Choosing The Right Booster Seat and Restraint
How to Choose the Right Child Restraint and Booster Seat
If you’re ready to buy a new child restraint or booster seat for your car you really need to do your research before heading to the shop. The right child restraint or booster seat will depend on your child’s size and age.
Photo credit: Jim Champion
Choose the correct child restraint based on the age of your child.
Any child aged under 6 months needs to wear a properly fastened and adjusted, approved rearward facing child restraint.
A child aged 6 months to 4 years old needs to wear a properly fastened and adjusted, approved rearward or forward facing child restraint with an in-built harness.
A child aged 4 years to 7 years old needs to wear a properly fastened and adjusted, approved forward facing child restraint with in-built harness. Or alternatively, an approved booster seat with a properly fastened and adjusted seatbelt or child safety harness.
It is always safest to keep your child in a child restraint or booster seat for as long as possible, depending on their size.

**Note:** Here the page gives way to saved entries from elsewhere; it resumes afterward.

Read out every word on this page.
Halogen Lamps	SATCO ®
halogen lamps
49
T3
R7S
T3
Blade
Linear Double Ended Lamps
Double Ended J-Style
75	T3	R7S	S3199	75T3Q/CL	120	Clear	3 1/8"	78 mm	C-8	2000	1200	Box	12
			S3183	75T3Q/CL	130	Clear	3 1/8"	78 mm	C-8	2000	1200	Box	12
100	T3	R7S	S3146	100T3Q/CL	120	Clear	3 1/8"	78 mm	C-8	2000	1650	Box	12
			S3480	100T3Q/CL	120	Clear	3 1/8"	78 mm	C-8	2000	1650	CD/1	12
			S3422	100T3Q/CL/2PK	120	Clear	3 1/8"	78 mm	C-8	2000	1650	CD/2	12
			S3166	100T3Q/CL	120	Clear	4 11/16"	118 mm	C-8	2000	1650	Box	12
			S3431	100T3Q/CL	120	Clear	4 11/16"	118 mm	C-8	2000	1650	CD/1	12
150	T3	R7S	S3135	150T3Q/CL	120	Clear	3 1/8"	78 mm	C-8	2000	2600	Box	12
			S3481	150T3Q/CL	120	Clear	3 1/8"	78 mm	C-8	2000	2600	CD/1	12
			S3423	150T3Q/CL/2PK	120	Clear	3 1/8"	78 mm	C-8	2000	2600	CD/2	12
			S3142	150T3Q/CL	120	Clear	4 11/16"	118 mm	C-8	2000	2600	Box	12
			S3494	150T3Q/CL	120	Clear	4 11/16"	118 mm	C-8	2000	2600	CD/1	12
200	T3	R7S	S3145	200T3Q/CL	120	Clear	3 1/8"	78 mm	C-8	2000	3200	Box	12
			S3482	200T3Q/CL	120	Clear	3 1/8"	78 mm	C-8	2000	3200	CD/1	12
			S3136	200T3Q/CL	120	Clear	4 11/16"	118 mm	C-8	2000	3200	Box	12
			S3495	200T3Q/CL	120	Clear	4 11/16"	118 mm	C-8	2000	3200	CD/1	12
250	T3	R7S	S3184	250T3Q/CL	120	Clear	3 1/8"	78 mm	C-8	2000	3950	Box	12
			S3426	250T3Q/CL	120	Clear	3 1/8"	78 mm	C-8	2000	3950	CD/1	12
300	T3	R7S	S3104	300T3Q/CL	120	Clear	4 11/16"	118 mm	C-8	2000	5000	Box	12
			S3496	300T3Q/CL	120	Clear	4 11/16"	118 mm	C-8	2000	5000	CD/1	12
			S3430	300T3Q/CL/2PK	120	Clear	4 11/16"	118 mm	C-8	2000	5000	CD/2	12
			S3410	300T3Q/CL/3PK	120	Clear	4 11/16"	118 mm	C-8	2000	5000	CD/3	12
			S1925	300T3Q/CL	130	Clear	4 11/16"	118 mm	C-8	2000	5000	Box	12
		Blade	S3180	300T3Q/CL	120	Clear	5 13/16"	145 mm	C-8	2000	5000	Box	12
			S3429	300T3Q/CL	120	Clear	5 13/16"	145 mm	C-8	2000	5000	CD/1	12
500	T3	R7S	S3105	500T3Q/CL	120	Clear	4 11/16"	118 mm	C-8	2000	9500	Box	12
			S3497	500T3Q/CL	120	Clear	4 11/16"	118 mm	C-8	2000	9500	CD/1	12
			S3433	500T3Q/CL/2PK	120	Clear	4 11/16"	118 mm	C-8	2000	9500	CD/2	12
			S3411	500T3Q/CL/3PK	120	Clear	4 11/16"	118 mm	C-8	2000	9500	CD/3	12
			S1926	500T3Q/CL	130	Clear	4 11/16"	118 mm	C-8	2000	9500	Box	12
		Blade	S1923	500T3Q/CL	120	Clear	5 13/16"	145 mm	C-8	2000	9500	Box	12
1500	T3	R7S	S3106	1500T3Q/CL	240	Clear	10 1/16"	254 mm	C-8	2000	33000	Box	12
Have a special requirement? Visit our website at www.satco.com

Choose the correct child restraint based on the weight of your child.
While you should choose the correct child restraint based on the age of the child, in some cases you may need to choose based on weight. A child who is too heavy for the restraint recommended for their age will need to use a car seat for the next age category.
· 9kg-12kg – Rear facing child restraint with in-built harness
· Max. 18kg – Approved child restraint with in-built harness
· Max. 26kg – Approved booster seat (child safety harness optional)
Photo credit: 信心謙怡
Make sure to fit the child restraint properly.
Not only do you need to ensure that you choose the correct child restraint for your child’s safety, you also need to make sure to fit it to your car properly. The first step, is to always read the installation instructions included with the car seat. Many surveys have shown that a significant proportion of car seats are not properly installed, risking the safety of the child. According to Raising Children, approximately 70% of child restraints are not properly installed.
While all restraints have commonalities, they all differ slightly in how to install them properly in your car. If you have an older car or you’re in the market for a new car you may find that your vehicle doesn’t have the necessary anchor points needed for a safe installation. This doesn’t mean you need to buy a different car seat or a new car. Additional anchor points can be fitted into your old car.
Additionally, if you’re still unsure about proper installation of your car seat and you want to ensure your child’s safety, you can choose to get a professional installation.
Never buy a second-hand child car restraint.
While money is often an issue when buying a child car seat you should still steer clear of buying a used or second-hand car seat. Unless you know the car restraint’s full history and know the seller well, you should always buy new to ensure the seat meets the required safety standards and is not damaged.